Contrary to the plaintiff's contention, there was sufficient evidence for the jury to conclude that the defendants did not create the puddle or have actual or constructive notice of it. Although the plaintiff testified at trial that the source of the puddle came from an intravenous bag, in contrast, the hospital's security guard testified at trial that he interviewed the plaintiff shortly after the incident and prepared an incident report, which did not contain any information about the source of the puddle. Moreover, the plaintiff's contention that no valid line of reasoning exists to conclude that the defendants did not create the puddle is unavailing, as the supervisor of the hospital's maintenance department testified at trial that, in the past, he had seen patients themselves take out intravenous bags and leave the premises. Thus, the conflicting testimony and evidence as to whether the plaintiff informed the hospital's security guard about her observation regarding the puddle and how the puddle was created presented credibility issues for the jury to resolve (see Ditoro v Richmond Univ. Med. Ctr., 202 AD3d 912, 913 [2022]; Semo v McMahon, 128 AD3d 1048, 1049 [2015]). Great deference is accorded to jury's determinations as to the credibility of the witnesses, as the jury had the opportunity to see and hear the witnesses (see Williams v Illinois Tool Works, Inc., 208 AD3d 1206, 1207 [2022]; Semo v McMahon, 128 AD3d at 1049).

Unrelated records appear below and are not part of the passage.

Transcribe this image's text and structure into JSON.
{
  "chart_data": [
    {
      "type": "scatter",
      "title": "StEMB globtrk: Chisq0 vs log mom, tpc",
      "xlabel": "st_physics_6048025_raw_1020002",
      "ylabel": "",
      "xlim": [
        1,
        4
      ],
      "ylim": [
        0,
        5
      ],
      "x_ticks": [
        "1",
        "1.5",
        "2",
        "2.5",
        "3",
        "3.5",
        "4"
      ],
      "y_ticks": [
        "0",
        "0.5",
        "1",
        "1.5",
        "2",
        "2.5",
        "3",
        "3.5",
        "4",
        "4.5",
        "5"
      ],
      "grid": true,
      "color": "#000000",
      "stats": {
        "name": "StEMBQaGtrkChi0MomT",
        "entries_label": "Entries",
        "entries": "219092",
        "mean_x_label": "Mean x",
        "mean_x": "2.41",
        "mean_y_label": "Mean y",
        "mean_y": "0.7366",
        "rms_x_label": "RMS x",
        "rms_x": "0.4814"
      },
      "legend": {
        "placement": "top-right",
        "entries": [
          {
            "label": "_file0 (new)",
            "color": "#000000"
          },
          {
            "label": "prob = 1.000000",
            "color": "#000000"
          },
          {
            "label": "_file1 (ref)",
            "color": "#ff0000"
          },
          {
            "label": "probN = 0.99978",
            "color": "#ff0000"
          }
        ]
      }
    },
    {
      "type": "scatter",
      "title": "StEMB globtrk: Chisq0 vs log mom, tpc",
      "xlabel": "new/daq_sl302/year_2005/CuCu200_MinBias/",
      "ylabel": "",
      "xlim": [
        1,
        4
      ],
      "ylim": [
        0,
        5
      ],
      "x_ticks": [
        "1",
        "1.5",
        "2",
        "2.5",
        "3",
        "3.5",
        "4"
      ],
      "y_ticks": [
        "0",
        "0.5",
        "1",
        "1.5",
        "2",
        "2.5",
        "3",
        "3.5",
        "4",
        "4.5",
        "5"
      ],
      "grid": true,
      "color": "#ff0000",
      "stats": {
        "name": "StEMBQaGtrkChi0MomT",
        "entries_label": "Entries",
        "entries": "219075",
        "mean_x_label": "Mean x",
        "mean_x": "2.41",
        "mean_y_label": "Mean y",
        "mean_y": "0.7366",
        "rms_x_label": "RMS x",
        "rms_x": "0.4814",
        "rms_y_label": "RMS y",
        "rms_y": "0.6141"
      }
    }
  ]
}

Accordingly, the Supreme Court should have denied that branch of the plaintiff's motion which was pursuant to CPLR 4404 (a) to set aside the jury verdict in favor of the defendants on the issue of liability as contrary to the weight of the evidence and for a new trial.
The plaintiff's remaining contentions either are not properly before this Court or do not warrant affirmance. Duffy, J.P., Wooten, Warhit and Taylor, JJ., concur.